No one knows where it started. It seems to have been a lark by young women posting bikini bridge selfies on social media.  But it has caught on.  Now photos are being posted with lovely sayings such as, “girls, if you don’t diet until you get a bikini bridge, don’t be surprised if the attractive girls get all the attention this summer.”  Scummy diet pill sellers are using the pursuit of the thigh gap and the bikini bridge to advertise their products. It’s sickening!

I heard a fascinating perspective on bodies from a stand-up comic. He said, you have no right to be proud of your physical form because it’s determined by DNA. He said he understood being proud of breast implants because they were something chosen and paid for. The rest is just the luck of the draw.  Comics oversimplify of course.  Hoovering everything you see into your pie hole or working out like a demon will change your shape.  But I think we get his meaning.

These girls are playing a dangerous game.  But I know teenage girls. I was one. You don’t have much to prop up your self esteem. You haven’t really accomplished anything and you haven’t yet become anything. So if you’re a DNA winner you have your looks to make you feel special. And it’s easy to look around and see that other girls might not. It’s an ugly trend and I had hoped we were smarter as a species.  This week I heard about a plus-size model who is size 12. Yes, 12 is considered plus on a continent where the average woman is size 14. An ABC News report on modelling found some women as small as size 6 were considered plus size and that most models meet the criteria for anorexia. I had hoped the generation after me would stop the madness but by the look of these social media trends, that doesn’t seem very likely.

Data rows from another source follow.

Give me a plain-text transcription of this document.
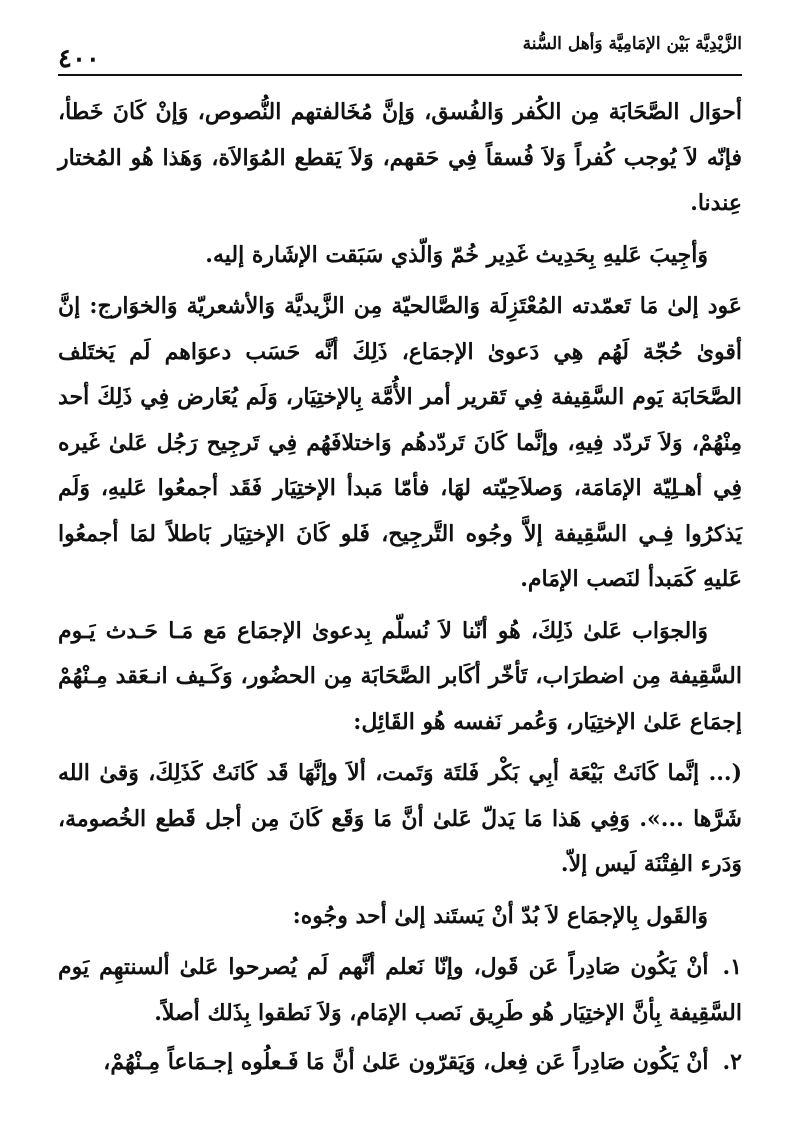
الزَّيْدِيَّة بَيْن الإمَامِيَّة وَأهل السُّنة
٤٠٠

أحوَال الصَّحَابَة مِن الكُفر وَالفُسق، وَإنَّ مُخَالفتهم النُّصوص، وَإنْ كَانَ خَطأ، فإنّه لاَ يُوجب كُفراً وَلاَ فُسقاً فِي حَقهم، وَلاَ يَقطع المُوَالاَة، وَهَذا هُو المُختار عِندنا.

وَأجِيبَ عَليهِ بِحَدِيث غَدِير خُمّ وَالّذي سَبَقت الإشَارة إليه.

عَود إلىٰ مَا تَعمّدته المُعْتَزِلَة وَالصَّالحيّة مِن الزَّيديَّة وَالأشعريّة وَالخوَارج: إنَّ أقوىٰ حُجّة لَهُم هِي دَعوىٰ الإجمَاع، ذَلِكَ أنَّه حَسَب دعوَاهم لَم يَختَلف الصَّحَابَة يَوم السَّقِيفة فِي تَقرير أمر الأُمَّة بِالإختِيَار، وَلَم يُعَارض فِي ذَلِكَ أحد مِنْهُمْ، وَلاَ تَردّد فِيهِ، وإنَّما كَانَ تَردّدهُم وَاختلافَهُم فِي تَرجِيح رَجُل عَلىٰ غَيره فِي أهـلِيّة الإمَامَة، وَصلاَحِيّته لهَا، فأمّا مَبدأ الإختِيَار فَقَد أجمعُوا عَليهِ، وَلَم يَذكرُوا فِـي السَّقِيفة إلاَّ وجُوه التَّرجِيح، فَلو كَانَ الإختِيَار بَاطلاً لمَا أجمعُوا عَليهِ كَمَبدأ لنَصب الإمَام.

وَالجوَاب عَلىٰ ذَلِكَ، هُو أنّنا لاَ نُسلّم بِدعوىٰ الإجمَاع مَع مَـا حَـدث يَـوم السَّقِيفة مِن اضطرَاب، تَأخّر أكَابر الصَّحَابَة مِن الحضُور، وَكَـيف انـعَقد مِـنْهُمْ إجمَاع عَلىٰ الإختِيَار، وَعُمر نَفسه هُو القَائِل:

(... إنَّما كَانَتْ بَيْعَة أبِي بَكْر فَلتَة وَتَمت، ألاَ وإنَّهَا قَد كَانَتْ كَذَلِكَ، وَقىٰ الله شَرَّها ...». وَفِي هَذا مَا يَدلّ عَلىٰ أنَّ مَا وَقَع كَانَ مِن أجل قَطع الخُصومة، وَدَرء الفِتْنَة لَيس إلاّ.

وَالقَول بِالإجمَاع لاَ بُدّ أنْ يَستَند إلىٰ أحد وجُوه:

١.أنْ يَكُون صَادِراً عَن قَول، وإنّا نَعلم أنَّهم لَم يُصرحوا عَلىٰ ألسنتهِم يَوم السَّقِيفة بِأنَّ الإختِيَار هُو طَرِيق نَصب الإمَام، وَلاَ نَطقوا بِذَلك أصلاً.
٢.أنْ يَكُون صَادِراً عَن فِعل، وَيَقرّون عَلىٰ أنَّ مَا فَـعلُوه إجـمَاعاً مِـنْهُمْ،
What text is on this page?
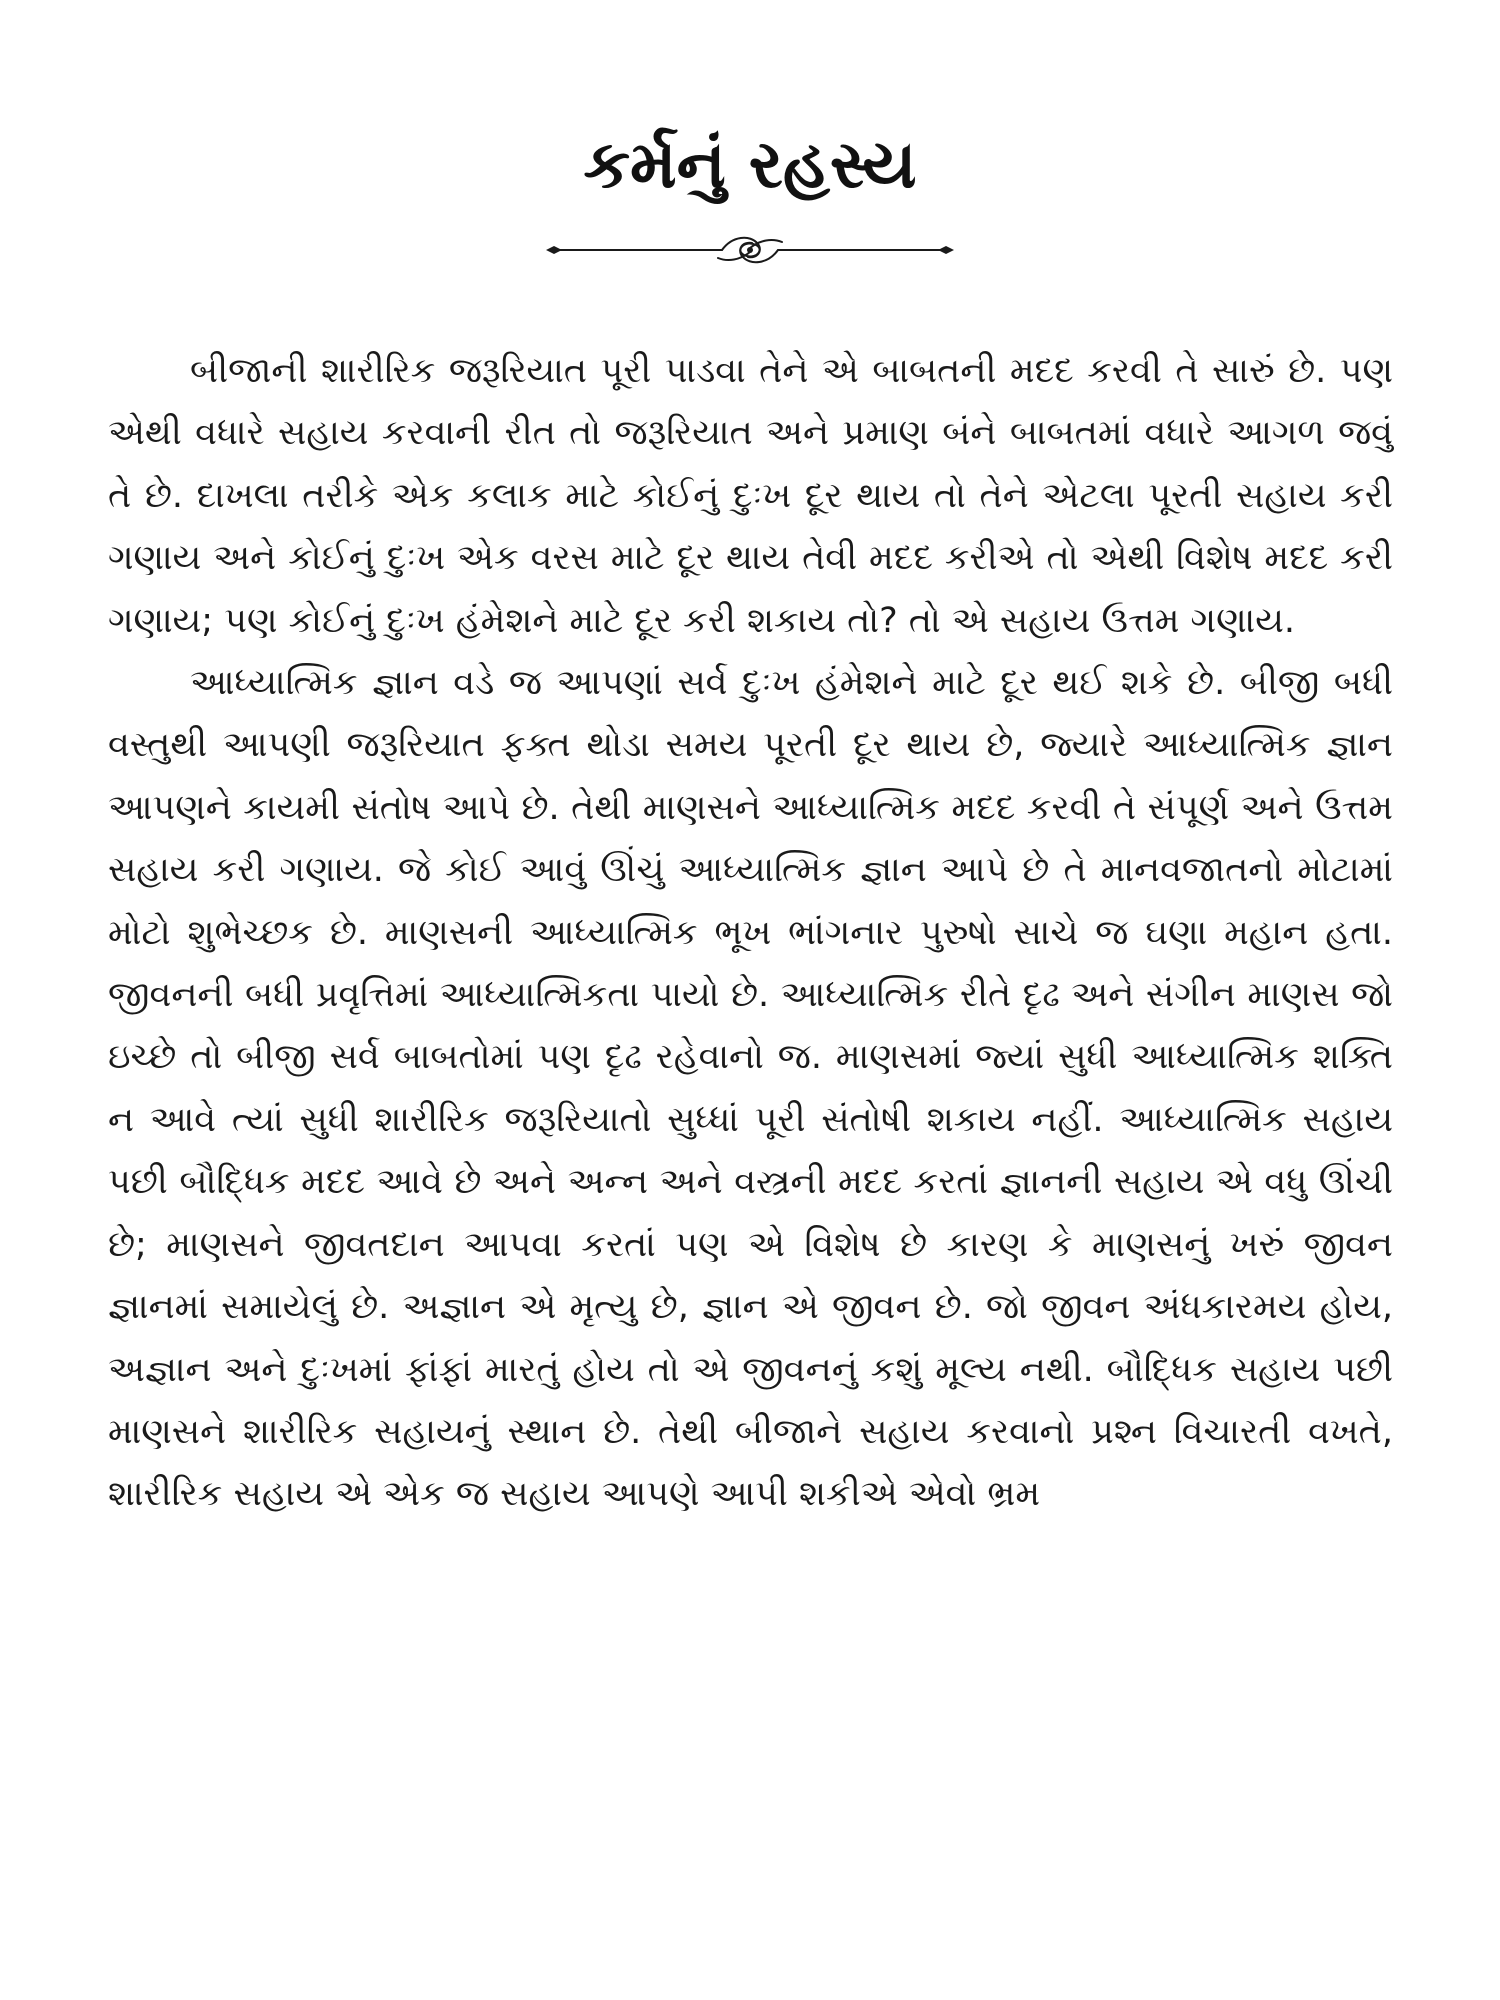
કર્મનું રહસ્ય

બીજાની શારીરિક જરૂરિયાત પૂરી પાડવા તેને એ બાબતની મદદ કરવી તે સારું છે. પણ એથી વધારે સહાય કરવાની રીત તો જરૂરિયાત અને પ્રમાણ બંને બાબતમાં વધારે આગળ જવું તે છે. દાખલા તરીકે એક કલાક માટે કોઈનું દુઃખ દૂર થાય તો તેને એટલા પૂરતી સહાય કરી ગણાય અને કોઈનું દુઃખ એક વરસ માટે દૂર થાય તેવી મદદ કરીએ તો એથી વિશેષ મદદ કરી ગણાય; પણ કોઈનું દુઃખ હંમેશને માટે દૂર કરી શકાય તો? તો એ સહાય ઉત્તમ ગણાય.

આધ્યાત્મિક જ્ઞાન વડે જ આપણાં સર્વ દુઃખ હંમેશને માટે દૂર થઈ શકે છે. બીજી બધી વસ્તુથી આપણી જરૂરિયાત ફક્ત થોડા સમય પૂરતી દૂર થાય છે, જ્યારે આધ્યાત્મિક જ્ઞાન આપણને કાયમી સંતોષ આપે છે. તેથી માણસને આધ્યાત્મિક મદદ કરવી તે સંપૂર્ણ અને ઉત્તમ સહાય કરી ગણાય. જે કોઈ આવું ઊંચું આધ્યાત્મિક જ્ઞાન આપે છે તે માનવજાતનો મોટામાં મોટો શુભેચ્છક છે. માણસની આધ્યાત્મિક ભૂખ ભાંગનાર પુરુષો સાચે જ ઘણા મહાન હતા. જીવનની બધી પ્રવૃત્તિમાં આધ્યાત્મિકતા પાયો છે. આધ્યાત્મિક રીતે દૃઢ અને સંગીન માણસ જો ઇચ્છે તો બીજી સર્વ બાબતોમાં પણ દૃઢ રહેવાનો જ. માણસમાં જ્યાં સુધી આધ્યાત્મિક શક્તિ ન આવે ત્યાં સુધી શારીરિક જરૂરિયાતો સુધ્ધાં પૂરી સંતોષી શકાય નહીં. આધ્યાત્મિક સહાય પછી બૌદ્ધિક મદદ આવે છે અને અન્ન અને વસ્ત્રની મદદ કરતાં જ્ઞાનની સહાય એ વધુ ઊંચી છે; માણસને જીવતદાન આપવા કરતાં પણ એ વિશેષ છે કારણ કે માણસનું ખરું જીવન જ્ઞાનમાં સમાયેલું છે. અજ્ઞાન એ મૃત્યુ છે, જ્ઞાન એ જીવન છે. જો જીવન અંધકારમય હોય, અજ્ઞાન અને દુઃખમાં ફાંફાં મારતું હોય તો એ જીવનનું કશું મૂલ્ય નથી. બૌદ્ધિક સહાય પછી માણસને શારીરિક સહાયનું સ્થાન છે. તેથી બીજાને સહાય કરવાનો પ્રશ્ન વિચારતી વખતે, શારીરિક સહાય એ એક જ સહાય આપણે આપી શકીએ એવો ભ્રમ
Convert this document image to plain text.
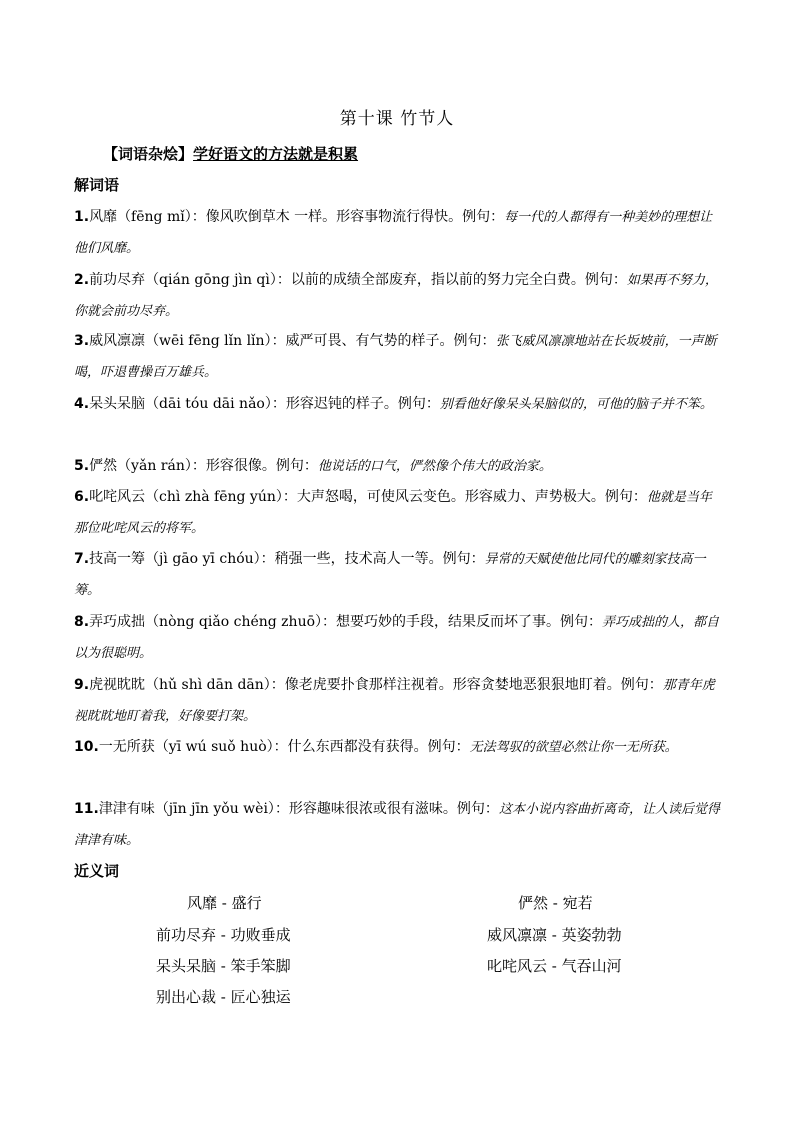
第十课 竹节人
【词语杂烩】学好语文的方法就是积累
解词语
1.风靡（fēng mǐ）：像风吹倒草木 一样。形容事物流行得快。例句：每一代的人都得有一种美妙的理想让他们风靡。
2.前功尽弃（qián gōng jìn qì）：以前的成绩全部废弃，指以前的努力完全白费。例句：如果再不努力，你就会前功尽弃。
3.威风凛凛（wēi fēng lǐn lǐn）：威严可畏、有气势的样子。例句：张飞威风凛凛地站在长坂坡前，一声断喝，吓退曹操百万雄兵。
4.呆头呆脑（dāi tóu dāi nǎo）：形容迟钝的样子。例句：别看他好像呆头呆脑似的，可他的脑子并不笨。
5.俨然（yǎn rán）：形容很像。例句：他说话的口气，俨然像个伟大的政治家。
6.叱咤风云（chì zhà fēng yún）：大声怒喝，可使风云变色。形容威力、声势极大。例句：他就是当年那位叱咤风云的将军。
7.技高一筹（jì gāo yī chóu）：稍强一些，技术高人一等。例句：异常的天赋使他比同代的雕刻家技高一筹。
8.弄巧成拙（nòng qiǎo chéng zhuō）：想要巧妙的手段，结果反而坏了事。例句：弄巧成拙的人，都自以为很聪明。
9.虎视眈眈（hǔ shì dān dān）：像老虎要扑食那样注视着。形容贪婪地恶狠狠地盯着。例句：那青年虎视眈眈地盯着我，好像要打架。
10.一无所获（yī wú suǒ huò）：什么东西都没有获得。例句：无法驾驭的欲望必然让你一无所获。
11.津津有味（jīn jīn yǒu wèi）：形容趣味很浓或很有滋味。例句：这本小说内容曲折离奇，让人读后觉得津津有味。
近义词
风靡 - 盛行	俨然 - 宛若
前功尽弃 - 功败垂成	威风凛凛 - 英姿勃勃
呆头呆脑 - 笨手笨脚	叱咤风云 - 气吞山河
别出心裁 - 匠心独运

3 thoughts on “Blow up That Bridge”

  1. I feel obligated to speak for all men, many of whom are unable to speak for themselves because they live in fear of reprisal, when I say “bikini bridges rule!”

    1. If they weren’t attractive, this wouldn’t be an issue. The problem is pressuring young girls into believing they are only attractive if they have one. That’s not realistic or fair or healthy. But I don’t think you speak for all men, either.